Questions over where exactly Clinton stands on Arctic drilling have also proved to be a sore subject in the campaign's relationship with the climate movement.
Clinton has also long opposed onshore drilling for oil in the Arctic National Wildlife Refuge.
The candidate's democratic 2016 challengers on the Left, Bernie Sanders and Martin O'Malley, both oppose Arctic drilling.
But Clinton's comment nevertheless marks a key break with Obama, whose Interior Department this week gave long-sought permission to Shell to drill into oil-bearing zones in the Chukchi Sea off Alaska's northern coasts. The company had already begun preliminary drilling work.
Federal regulators estimate that the Chukchi Sea could hold more than 15 billion barrels of recoverable oil and large natural-gas resources, too. And the adjoining Beaufort Sea is believed to have huge subsea hydrocarbon pools, too.
But green groups strongly oppose drilling in the Arctic region, which is home to polar bears, bowhead whales, and other endangered or fragile species, arguing that it's too difficult to contain potential spills despite Shell's claim of robust safety and response measures.
Beyond long-standing fears over the potential for a catastrophic spill, the Arctic drilling fight has more recently become part of a much broader battle over climate change.
In May, environmental activist and founder of the grassroots green group 350.org Bill McKibben slammed Obama's decision to let Shell drill for Arctic oil in a New York Times op-ed, calling it another form of "climate denial."
"The Obama administration's decision to give Shell Oil the go-ahead to drill in the Arctic shows why we may never win the fight against climate change. Even in this most extreme circumstance, no one seems able to stand up to the power of the fossil-fuel industry. No one ever says no," McKibben wrote.
Companies including ConocoPhillips and Statoil hold Arctic offshore leases that they have not yet sought to develop. While Shell is the only company currently seeking to drill offshore in the U.S. Arctic, Clinton's stance will likely have broader effects on the industry if elected.
"When she said that given what we know now, offshore drilling in the Arctic is not worth the risk, she was referring to both new and existing leases," a campaign aide said.
Obama's Arctic offshore policies have sought to blend new protections with limited development.

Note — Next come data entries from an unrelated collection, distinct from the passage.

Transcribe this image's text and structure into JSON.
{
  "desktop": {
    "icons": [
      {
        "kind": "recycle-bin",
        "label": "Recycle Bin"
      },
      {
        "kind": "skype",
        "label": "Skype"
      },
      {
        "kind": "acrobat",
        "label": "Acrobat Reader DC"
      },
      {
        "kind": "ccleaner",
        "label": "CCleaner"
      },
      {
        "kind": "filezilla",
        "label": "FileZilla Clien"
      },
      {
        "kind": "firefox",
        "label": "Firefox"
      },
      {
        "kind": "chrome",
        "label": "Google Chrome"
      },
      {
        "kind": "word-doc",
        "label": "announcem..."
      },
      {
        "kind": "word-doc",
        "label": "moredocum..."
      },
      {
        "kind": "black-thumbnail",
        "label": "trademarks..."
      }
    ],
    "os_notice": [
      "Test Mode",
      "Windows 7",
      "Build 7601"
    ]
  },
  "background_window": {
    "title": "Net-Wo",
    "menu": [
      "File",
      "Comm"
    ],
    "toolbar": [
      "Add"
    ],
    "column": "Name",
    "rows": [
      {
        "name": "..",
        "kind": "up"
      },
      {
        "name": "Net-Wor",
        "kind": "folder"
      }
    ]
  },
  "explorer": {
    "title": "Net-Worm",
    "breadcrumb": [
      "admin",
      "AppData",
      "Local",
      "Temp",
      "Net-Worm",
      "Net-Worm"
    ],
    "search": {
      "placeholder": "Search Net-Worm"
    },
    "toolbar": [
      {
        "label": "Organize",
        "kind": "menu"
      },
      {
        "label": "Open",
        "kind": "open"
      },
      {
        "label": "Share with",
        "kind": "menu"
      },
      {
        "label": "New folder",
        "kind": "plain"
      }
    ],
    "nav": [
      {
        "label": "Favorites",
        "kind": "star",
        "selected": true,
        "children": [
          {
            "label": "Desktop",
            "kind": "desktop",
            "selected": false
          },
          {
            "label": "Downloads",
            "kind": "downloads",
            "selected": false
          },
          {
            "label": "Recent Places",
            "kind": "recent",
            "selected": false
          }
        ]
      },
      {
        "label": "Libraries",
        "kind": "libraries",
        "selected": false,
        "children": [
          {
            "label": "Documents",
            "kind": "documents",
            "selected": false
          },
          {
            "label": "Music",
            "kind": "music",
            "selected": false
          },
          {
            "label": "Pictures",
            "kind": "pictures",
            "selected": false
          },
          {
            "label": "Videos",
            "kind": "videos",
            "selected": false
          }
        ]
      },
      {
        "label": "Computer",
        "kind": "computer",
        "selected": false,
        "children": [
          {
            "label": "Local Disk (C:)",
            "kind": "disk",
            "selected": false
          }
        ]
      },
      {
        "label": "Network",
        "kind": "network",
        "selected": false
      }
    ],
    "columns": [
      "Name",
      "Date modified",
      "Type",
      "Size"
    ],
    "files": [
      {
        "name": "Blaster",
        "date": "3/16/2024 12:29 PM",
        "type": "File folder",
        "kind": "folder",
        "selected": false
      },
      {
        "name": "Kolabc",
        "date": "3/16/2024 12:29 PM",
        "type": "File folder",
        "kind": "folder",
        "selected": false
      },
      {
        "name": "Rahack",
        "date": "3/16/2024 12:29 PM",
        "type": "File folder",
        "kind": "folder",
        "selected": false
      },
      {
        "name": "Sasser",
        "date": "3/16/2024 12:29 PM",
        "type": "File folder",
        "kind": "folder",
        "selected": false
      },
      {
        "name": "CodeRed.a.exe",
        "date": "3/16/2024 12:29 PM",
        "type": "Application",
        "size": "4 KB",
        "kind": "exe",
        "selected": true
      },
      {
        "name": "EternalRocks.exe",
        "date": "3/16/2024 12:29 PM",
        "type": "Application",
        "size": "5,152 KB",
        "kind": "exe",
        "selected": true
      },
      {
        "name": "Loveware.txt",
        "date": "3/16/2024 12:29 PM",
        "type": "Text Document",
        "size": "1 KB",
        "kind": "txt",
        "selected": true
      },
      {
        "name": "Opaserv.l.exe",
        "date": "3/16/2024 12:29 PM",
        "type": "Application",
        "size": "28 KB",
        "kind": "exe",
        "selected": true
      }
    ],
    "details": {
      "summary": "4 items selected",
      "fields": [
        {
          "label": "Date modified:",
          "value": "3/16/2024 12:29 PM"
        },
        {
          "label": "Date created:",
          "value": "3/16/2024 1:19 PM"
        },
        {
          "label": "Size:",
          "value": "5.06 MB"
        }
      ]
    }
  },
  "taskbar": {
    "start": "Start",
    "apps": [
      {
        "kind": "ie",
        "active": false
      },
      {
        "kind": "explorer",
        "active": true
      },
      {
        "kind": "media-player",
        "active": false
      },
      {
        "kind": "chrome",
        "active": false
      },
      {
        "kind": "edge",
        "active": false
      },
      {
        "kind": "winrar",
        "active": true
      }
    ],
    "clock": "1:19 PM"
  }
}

The Interior Department is crafting new oil-spill prevention and response rules for companies operating in Arctic waters off Alaska's coast.
New Arctic lease sales are tentatively scheduled in 2016 and 2017, and a draft Interior Department plan released early this year also envisions auctions of drilling rights in Arctic waters in 2020 and 2022. However, Obama has also placed major areas of the Arctic seas off-limits.
This story is breaking and has been updated.